Carr declared: “The present condition of Julian Assange needs to be addressed. It’s as brutally simple as this, if he were to die in prison then the finger will be pointed, with total justification, at the political leaders who allowed him to be... in maximum security, with intermittent access to his legal representatives.”
The former foreign minister warned: “Should the US win extradition and Assange is seen being escorted in chains across the tarmac... there would be a serious political backlash in this country. Unless you want to be subject to a serious political backlash in Australia you should quietly withdraw from this.”
Carr’s comments underscore the official fears over the immense public support that Assange enjoys. They further clarify the motivations of 11 current Australian parliamentarians, who have formed a grouping calling on the government to end its complicity in Assange’s persecution and to take action to block extradition and secure his release.
In a moving address from the floor, Assange’s father, John Shipton revealed that prior to his last British court hearing on October 21, Assange had been strip searched and “placed in what prisoners call a ‘hotbox.’” Assange’s legal representatives, Shipton stated, had “never seen a defendant brought into court in that condition, in 50 years of working in criminal law.” Assange had struggled to remember his name and date of birth.
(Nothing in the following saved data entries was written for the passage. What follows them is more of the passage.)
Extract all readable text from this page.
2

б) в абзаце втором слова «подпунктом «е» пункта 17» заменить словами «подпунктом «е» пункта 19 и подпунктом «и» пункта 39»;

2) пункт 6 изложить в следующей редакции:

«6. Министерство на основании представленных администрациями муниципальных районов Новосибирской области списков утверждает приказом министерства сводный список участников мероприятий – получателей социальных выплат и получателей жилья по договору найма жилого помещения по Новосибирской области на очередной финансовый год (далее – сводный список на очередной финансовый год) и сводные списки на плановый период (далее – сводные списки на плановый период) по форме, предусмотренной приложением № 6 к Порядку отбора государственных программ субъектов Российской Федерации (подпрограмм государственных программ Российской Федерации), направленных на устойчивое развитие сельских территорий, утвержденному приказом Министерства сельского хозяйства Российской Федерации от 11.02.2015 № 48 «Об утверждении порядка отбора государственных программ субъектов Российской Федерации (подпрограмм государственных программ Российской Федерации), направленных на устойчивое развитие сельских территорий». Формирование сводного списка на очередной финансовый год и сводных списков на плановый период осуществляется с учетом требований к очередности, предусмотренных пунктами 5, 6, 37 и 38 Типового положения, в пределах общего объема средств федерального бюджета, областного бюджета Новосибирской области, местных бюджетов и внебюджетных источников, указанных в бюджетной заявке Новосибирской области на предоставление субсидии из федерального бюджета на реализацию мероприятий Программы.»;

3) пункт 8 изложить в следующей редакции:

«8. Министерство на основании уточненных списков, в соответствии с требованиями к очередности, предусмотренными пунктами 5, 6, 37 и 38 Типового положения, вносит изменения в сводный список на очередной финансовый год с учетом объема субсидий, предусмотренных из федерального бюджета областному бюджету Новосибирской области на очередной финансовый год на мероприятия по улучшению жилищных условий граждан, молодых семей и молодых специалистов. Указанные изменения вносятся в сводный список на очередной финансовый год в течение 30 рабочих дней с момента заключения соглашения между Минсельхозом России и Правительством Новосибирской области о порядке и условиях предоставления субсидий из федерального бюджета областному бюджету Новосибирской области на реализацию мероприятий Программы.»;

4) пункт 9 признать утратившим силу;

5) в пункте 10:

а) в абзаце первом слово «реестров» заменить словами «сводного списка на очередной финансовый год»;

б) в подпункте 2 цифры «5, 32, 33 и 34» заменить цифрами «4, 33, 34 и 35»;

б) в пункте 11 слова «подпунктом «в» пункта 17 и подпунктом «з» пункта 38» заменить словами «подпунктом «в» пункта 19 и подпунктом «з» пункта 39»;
Shipton pointed to the historic significance of WikiLeaks publications, noting that the diplomatic cables revealed the US connections of the military leaders who this month staged a coup in Bolivia. Assange and other WikiLeaks staff had also gone to extraordinary lengths to “give names to the dead,” who were slaughtered in the illegal US invasion and occupation of Iraq.
“We must face this ceaseless prosecutorial persecution of Julian and we must insist that it stops, and it stops straight away,” Shipton concluded.